The one element that niggles slightly is an approach of slight earnestness to a story that doesn’t require it. For the most part any thematic resonances the story has are proudly placed on surface level: is leading a raiding party to the supermarket about anything other than consumerism? No, of course not, and even the slowest should be able to conclude that the film’s themes are, in no particular order, social breakdown, the unforeseen ways technologies shape lifestyles, and the ugliness of certain human urges. It shouldn’t, then, be necessary to play a Margaret Thatcher speech just as the credits roll, as if the point hadn’t been made clear enough in the preceding two hours of nastiness. But that’s a problem inherent to depictions of excess (viz. The Wolf of Wall Street, Filth): too much excess can get excessive, and the picture might have sharpened itself slightly with a little more plot direction and a little less thematic repetition; there’s no need to be selfconscious about it.

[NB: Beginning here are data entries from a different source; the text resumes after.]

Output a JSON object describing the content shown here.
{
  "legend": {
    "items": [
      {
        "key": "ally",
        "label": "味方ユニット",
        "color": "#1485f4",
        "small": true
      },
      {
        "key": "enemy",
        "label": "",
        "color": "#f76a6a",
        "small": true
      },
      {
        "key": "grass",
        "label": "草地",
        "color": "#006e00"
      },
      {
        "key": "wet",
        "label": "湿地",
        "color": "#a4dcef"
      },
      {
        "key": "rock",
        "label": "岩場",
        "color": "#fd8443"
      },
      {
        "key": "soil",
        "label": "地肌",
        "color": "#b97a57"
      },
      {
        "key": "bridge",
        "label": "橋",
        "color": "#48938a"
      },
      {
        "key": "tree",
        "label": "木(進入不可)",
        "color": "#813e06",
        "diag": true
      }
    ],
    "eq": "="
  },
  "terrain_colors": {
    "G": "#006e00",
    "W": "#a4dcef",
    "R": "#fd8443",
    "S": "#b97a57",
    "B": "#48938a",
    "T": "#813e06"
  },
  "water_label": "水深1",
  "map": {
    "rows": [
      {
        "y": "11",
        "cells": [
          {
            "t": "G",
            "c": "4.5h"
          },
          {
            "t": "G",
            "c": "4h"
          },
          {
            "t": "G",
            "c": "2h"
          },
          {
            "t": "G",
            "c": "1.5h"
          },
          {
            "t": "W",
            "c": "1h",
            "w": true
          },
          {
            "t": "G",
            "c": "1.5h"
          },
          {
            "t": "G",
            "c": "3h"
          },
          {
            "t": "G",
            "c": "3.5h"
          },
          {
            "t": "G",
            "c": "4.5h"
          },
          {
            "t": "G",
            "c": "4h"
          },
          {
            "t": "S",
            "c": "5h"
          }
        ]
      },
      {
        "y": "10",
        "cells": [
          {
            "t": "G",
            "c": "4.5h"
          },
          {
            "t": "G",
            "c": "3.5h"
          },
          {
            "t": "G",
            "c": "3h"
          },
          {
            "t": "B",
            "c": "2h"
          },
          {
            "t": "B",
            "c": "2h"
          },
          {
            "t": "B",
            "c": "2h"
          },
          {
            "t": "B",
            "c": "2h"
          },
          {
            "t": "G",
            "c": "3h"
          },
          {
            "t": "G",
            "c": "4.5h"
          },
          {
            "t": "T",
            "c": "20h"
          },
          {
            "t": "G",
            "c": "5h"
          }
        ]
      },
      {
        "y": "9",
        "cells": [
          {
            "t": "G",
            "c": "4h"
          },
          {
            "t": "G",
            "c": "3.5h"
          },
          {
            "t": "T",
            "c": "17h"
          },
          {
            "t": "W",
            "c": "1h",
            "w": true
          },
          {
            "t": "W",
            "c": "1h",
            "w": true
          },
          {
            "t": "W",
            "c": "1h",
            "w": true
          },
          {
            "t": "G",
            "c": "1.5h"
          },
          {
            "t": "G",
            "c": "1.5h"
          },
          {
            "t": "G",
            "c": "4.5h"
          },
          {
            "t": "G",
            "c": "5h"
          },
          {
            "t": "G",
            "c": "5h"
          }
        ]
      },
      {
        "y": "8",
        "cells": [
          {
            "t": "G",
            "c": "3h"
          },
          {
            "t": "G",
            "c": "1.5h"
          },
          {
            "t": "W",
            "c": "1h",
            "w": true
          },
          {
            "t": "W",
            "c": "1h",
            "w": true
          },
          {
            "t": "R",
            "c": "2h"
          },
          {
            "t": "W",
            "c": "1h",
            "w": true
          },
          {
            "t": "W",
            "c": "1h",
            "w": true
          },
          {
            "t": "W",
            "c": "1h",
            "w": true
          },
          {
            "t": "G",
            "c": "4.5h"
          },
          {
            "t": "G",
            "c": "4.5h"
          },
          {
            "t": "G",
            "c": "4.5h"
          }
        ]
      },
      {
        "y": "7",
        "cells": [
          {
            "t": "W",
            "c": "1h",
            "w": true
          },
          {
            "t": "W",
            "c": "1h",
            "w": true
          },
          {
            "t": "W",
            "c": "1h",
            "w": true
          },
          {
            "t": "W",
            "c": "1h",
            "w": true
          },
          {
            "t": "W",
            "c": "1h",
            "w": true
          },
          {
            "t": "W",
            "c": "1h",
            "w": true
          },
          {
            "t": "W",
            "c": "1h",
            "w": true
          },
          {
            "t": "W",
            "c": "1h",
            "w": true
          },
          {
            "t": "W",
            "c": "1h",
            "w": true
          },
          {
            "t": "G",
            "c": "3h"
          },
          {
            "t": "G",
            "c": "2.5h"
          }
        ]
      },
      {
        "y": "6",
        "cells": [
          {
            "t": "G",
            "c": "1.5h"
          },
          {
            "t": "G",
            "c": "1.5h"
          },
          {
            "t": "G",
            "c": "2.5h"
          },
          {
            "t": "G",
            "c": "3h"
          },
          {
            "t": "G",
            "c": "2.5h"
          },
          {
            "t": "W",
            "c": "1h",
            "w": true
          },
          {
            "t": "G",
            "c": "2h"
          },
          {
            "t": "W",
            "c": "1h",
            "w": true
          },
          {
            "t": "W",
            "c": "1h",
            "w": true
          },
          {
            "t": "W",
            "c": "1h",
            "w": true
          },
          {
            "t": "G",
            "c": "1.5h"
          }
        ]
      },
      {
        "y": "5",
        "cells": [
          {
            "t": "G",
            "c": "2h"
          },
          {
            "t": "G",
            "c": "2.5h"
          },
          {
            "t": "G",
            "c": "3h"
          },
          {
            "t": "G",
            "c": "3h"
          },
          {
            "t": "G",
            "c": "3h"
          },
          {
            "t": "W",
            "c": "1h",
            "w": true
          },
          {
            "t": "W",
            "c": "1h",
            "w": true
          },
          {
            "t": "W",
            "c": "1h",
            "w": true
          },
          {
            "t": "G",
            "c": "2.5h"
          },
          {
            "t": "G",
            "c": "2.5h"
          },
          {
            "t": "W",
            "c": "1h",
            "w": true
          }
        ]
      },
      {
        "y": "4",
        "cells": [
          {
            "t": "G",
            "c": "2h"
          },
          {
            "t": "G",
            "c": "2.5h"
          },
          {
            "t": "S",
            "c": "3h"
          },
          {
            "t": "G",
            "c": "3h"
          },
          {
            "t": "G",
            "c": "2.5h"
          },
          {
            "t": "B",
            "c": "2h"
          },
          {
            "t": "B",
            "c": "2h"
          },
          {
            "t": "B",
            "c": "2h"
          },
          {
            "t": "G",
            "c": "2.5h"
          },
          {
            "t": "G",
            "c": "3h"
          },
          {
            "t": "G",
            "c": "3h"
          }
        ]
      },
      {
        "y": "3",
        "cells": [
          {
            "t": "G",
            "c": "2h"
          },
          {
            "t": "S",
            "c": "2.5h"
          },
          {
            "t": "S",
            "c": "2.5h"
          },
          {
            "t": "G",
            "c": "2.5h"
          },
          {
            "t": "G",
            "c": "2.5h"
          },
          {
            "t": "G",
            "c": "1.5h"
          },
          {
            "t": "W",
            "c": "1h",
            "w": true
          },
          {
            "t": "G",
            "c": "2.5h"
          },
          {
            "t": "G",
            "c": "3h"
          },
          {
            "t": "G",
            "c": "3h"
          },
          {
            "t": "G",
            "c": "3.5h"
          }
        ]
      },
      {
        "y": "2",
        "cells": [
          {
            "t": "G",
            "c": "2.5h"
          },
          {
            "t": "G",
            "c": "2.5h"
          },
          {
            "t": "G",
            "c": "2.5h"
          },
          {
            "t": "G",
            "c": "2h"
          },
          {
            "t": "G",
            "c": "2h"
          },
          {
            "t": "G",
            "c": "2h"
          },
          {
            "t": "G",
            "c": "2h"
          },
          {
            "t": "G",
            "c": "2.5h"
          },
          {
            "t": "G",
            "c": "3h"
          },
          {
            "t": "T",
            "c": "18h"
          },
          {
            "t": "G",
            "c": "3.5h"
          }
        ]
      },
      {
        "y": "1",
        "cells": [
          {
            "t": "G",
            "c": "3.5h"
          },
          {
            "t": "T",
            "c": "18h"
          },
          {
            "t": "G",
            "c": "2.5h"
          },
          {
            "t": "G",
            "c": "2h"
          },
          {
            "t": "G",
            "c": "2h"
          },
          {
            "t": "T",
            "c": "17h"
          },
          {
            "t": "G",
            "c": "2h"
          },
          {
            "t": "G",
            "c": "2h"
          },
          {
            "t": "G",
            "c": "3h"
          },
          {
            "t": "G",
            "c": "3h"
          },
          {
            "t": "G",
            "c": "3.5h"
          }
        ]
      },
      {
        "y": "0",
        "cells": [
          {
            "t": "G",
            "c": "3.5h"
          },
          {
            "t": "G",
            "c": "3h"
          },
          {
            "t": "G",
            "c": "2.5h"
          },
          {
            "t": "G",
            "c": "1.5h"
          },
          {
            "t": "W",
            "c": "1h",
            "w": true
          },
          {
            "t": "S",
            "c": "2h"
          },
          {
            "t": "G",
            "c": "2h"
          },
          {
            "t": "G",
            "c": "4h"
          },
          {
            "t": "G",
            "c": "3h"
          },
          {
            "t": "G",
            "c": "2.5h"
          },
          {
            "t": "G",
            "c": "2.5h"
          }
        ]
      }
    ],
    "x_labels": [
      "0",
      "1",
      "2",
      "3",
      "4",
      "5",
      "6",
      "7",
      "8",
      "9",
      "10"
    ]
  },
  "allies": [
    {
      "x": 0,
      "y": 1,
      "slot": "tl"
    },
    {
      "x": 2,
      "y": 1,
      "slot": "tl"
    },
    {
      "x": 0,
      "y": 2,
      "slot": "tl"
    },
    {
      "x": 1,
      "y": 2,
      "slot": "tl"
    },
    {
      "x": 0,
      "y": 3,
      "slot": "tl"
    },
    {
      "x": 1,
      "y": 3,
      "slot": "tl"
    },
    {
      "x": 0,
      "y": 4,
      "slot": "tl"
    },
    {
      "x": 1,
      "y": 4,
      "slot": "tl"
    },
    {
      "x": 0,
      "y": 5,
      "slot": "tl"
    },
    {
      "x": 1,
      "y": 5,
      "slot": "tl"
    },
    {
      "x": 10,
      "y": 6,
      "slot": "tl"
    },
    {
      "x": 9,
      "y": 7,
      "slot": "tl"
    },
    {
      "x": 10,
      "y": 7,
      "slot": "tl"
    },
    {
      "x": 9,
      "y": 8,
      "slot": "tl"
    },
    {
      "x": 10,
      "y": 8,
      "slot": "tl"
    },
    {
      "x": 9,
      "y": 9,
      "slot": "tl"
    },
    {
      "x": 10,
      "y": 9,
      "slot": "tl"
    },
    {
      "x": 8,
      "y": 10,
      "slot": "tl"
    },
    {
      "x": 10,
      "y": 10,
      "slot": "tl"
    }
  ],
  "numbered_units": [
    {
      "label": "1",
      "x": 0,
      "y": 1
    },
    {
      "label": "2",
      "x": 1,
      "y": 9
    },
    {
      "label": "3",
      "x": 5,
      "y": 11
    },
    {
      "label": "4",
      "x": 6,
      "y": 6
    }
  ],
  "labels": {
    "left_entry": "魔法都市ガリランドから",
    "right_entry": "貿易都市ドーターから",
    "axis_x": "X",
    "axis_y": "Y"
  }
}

J.G. Ballard’s novel has a simple enough premise with a good dose of satire, and, unlike some of the author’s other works, has never been called unfilmable. As a matter of fact, while High-Rise marks the first time the novel has been officially adapted, it has already been put into service providing a loose basis for the Doctor Who serial Paradise Towers as well as, by some kind of artistic synchronicity, having provided a tone and theme for David Cronenberg’s Shivers, actually made at the same time the novel was being written. The conscious influence of Cronenberg can be detected all over High-Rise, the chameleonic Wheatley adapting his style to allow for certain characteristic touches of the other director, and I don’t only mean the presence of a perpetually weary Jeremy Irons as the building’s architect, but also bits of Cronenberg’s flatly objective violence, his out-of-control characters, his nightmarish technological visions, surreal bursts of sexuality, fascination with the orgiastic, and visions of the re-shaping of humanity. They are, of course, all themes that Cronenberg shares with Ballard, but that’s just the synchronicity I was talking about for you.